経営の通説が全ての会社に
当てはまるとは限らない

 このやり取りはその後、一種、伝説化されることになるのですが、皆さんがガースナーの立場であれば、どのように答えるでしょうか?

 ガースナーは、この質問に対して、

《There’s been a lot of speculation as to when I’m going to deliver a vision of IBM…and what I’d like to say to all of you is that the last thing IBM needs right now is a vision.》(私がいつIBMのビジョンを打ち出すのか、について多くの憶測が飛び交っていますが、いま皆さんにお伝えしたいのは「現時点のIBMにビジョンなど必要ない」ということです)

 つくづく「プロ経営者の言葉だ」と思わせられます。

 世間には経営にまつわる多くの通説がまかり通っています。それらは例えば「DXは避けて通れない」「心理的安全性が大事」「いまこそパーパスが必要だ」といったものですが、中でも「優れたリーダーはビジョンを示す」というのは、最も世間にまかり通っている「経営にまつわる通説」の一つだと言えるでしょう。

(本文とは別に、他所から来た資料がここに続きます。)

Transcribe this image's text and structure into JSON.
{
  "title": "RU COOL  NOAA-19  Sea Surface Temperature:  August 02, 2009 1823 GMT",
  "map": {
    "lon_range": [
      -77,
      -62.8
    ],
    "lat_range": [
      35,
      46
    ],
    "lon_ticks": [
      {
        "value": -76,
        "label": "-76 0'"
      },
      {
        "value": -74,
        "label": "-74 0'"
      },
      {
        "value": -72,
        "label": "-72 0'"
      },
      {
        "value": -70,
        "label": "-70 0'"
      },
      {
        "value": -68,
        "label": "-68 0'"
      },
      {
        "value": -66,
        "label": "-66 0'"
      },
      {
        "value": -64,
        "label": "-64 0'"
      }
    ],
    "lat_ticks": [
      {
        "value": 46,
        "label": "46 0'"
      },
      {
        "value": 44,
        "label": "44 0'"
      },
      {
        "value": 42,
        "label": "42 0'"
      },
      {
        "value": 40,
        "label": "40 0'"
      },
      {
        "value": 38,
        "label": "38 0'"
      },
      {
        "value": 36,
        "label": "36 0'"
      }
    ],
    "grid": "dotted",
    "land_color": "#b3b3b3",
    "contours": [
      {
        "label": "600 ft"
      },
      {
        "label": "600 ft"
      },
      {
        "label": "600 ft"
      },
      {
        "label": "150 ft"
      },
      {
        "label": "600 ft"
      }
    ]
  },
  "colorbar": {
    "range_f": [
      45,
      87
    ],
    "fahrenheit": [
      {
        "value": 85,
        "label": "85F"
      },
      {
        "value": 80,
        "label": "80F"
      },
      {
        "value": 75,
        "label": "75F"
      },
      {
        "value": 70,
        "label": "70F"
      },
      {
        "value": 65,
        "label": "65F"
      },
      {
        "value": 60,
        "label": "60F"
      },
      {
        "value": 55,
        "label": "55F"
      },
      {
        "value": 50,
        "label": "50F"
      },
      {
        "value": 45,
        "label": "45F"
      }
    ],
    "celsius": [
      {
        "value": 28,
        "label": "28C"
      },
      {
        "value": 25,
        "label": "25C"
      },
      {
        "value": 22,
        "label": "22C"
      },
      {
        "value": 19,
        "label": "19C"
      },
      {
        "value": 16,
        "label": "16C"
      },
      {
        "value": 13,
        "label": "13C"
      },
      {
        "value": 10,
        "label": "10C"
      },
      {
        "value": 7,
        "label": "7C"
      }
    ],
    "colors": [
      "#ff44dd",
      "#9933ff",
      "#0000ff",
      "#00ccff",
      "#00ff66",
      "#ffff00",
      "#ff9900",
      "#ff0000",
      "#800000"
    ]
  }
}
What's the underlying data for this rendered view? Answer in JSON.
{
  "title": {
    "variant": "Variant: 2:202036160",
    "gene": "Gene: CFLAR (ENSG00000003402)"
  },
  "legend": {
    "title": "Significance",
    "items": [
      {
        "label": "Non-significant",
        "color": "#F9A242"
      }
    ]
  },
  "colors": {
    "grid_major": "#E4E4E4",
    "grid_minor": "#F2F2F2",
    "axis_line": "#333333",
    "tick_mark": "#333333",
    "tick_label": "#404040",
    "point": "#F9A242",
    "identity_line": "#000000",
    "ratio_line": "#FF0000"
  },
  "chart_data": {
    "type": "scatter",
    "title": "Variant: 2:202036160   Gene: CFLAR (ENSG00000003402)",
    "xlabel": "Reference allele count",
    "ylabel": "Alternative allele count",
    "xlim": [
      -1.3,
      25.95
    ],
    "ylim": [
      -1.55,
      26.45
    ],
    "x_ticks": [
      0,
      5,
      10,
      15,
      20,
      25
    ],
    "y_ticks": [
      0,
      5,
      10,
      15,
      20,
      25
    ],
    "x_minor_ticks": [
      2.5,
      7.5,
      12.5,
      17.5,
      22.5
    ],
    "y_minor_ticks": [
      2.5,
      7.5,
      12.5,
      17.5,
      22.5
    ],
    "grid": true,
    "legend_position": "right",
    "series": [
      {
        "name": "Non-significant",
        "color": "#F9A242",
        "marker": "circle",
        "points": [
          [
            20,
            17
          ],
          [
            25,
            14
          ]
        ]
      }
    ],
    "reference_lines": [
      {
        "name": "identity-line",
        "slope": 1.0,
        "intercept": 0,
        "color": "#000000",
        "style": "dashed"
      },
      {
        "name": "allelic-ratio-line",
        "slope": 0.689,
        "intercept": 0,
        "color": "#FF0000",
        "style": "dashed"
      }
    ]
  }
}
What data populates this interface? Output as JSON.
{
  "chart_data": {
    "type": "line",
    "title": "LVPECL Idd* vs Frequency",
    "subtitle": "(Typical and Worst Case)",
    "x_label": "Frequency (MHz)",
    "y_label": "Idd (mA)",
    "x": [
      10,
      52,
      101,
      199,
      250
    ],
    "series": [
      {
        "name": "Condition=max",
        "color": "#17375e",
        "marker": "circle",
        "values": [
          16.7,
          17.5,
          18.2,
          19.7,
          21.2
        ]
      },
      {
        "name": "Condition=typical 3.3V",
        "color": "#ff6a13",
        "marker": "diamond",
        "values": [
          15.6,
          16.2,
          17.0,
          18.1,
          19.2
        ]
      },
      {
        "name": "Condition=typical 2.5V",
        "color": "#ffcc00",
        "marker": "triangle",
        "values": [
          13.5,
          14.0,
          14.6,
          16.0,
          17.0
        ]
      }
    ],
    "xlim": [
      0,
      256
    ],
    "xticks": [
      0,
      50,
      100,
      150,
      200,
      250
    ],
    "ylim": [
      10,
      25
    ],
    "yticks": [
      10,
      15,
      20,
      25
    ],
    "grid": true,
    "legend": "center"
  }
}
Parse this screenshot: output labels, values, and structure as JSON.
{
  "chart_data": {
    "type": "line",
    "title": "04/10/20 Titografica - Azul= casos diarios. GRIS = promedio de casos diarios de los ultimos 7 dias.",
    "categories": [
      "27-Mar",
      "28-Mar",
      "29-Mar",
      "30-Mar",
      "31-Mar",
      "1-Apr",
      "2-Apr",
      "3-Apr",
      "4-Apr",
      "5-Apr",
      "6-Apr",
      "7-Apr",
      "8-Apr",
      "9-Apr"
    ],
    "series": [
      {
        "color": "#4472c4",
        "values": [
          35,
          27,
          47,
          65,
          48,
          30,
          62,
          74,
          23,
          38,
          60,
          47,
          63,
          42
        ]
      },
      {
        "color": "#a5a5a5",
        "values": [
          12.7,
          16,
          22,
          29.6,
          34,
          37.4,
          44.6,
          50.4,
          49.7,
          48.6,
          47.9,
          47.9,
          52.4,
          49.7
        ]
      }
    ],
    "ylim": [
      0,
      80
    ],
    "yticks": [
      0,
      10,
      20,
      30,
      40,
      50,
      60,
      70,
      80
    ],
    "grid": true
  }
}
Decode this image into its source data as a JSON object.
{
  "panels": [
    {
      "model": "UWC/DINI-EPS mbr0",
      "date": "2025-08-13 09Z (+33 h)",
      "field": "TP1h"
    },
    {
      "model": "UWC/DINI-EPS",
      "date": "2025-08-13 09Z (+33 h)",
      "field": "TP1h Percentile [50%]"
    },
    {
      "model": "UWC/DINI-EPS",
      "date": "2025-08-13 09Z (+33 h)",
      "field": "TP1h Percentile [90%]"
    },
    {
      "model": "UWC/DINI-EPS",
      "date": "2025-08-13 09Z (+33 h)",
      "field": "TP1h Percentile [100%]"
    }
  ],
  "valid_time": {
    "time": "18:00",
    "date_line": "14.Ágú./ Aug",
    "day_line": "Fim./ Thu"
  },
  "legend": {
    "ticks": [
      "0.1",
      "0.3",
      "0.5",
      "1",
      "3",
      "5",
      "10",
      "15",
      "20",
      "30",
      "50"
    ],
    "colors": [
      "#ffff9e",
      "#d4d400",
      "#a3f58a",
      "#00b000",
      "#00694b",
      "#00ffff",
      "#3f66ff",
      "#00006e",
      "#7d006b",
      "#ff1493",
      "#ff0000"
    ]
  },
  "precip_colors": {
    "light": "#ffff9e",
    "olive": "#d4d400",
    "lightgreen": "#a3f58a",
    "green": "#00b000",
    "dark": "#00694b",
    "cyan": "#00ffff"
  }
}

 だからこそ、この記者も、短期の緊急施策の説明に終始したガースナーの発表内容に対して「ビジョンはどうした?」と食ってかかったのです。

 しかし本来、個社の状況は千差万別であり、これらの通説が真に有効なのかどうかは、個社別のコンテキストに応じて判断されるべきものです。

 ガースナーはそれまで複数の企業で経営職を担い、結果を残してきたプロ経営者であり、徹底したリアリストでした。当時のIBMは人間で言えば集中治療室に入っていくつもの手術を同時進行で受けている重体の患者のようなものですから、「まずは集中治療室から出る」ことが短期的に最も優先される目標であり、長期的なビジョンなどを議論することに経営資源を傾斜するべきではない、というのがガースナーの考え方だったのです。

ヒアリングで見えてきた
IBM再生への道

 結果的に、これらの緊急施策によって業績は急回復し、それまで3年連続で巨額の最終赤字を計上していたIBMは、一転、1994年には再び利益を計上することに成功します。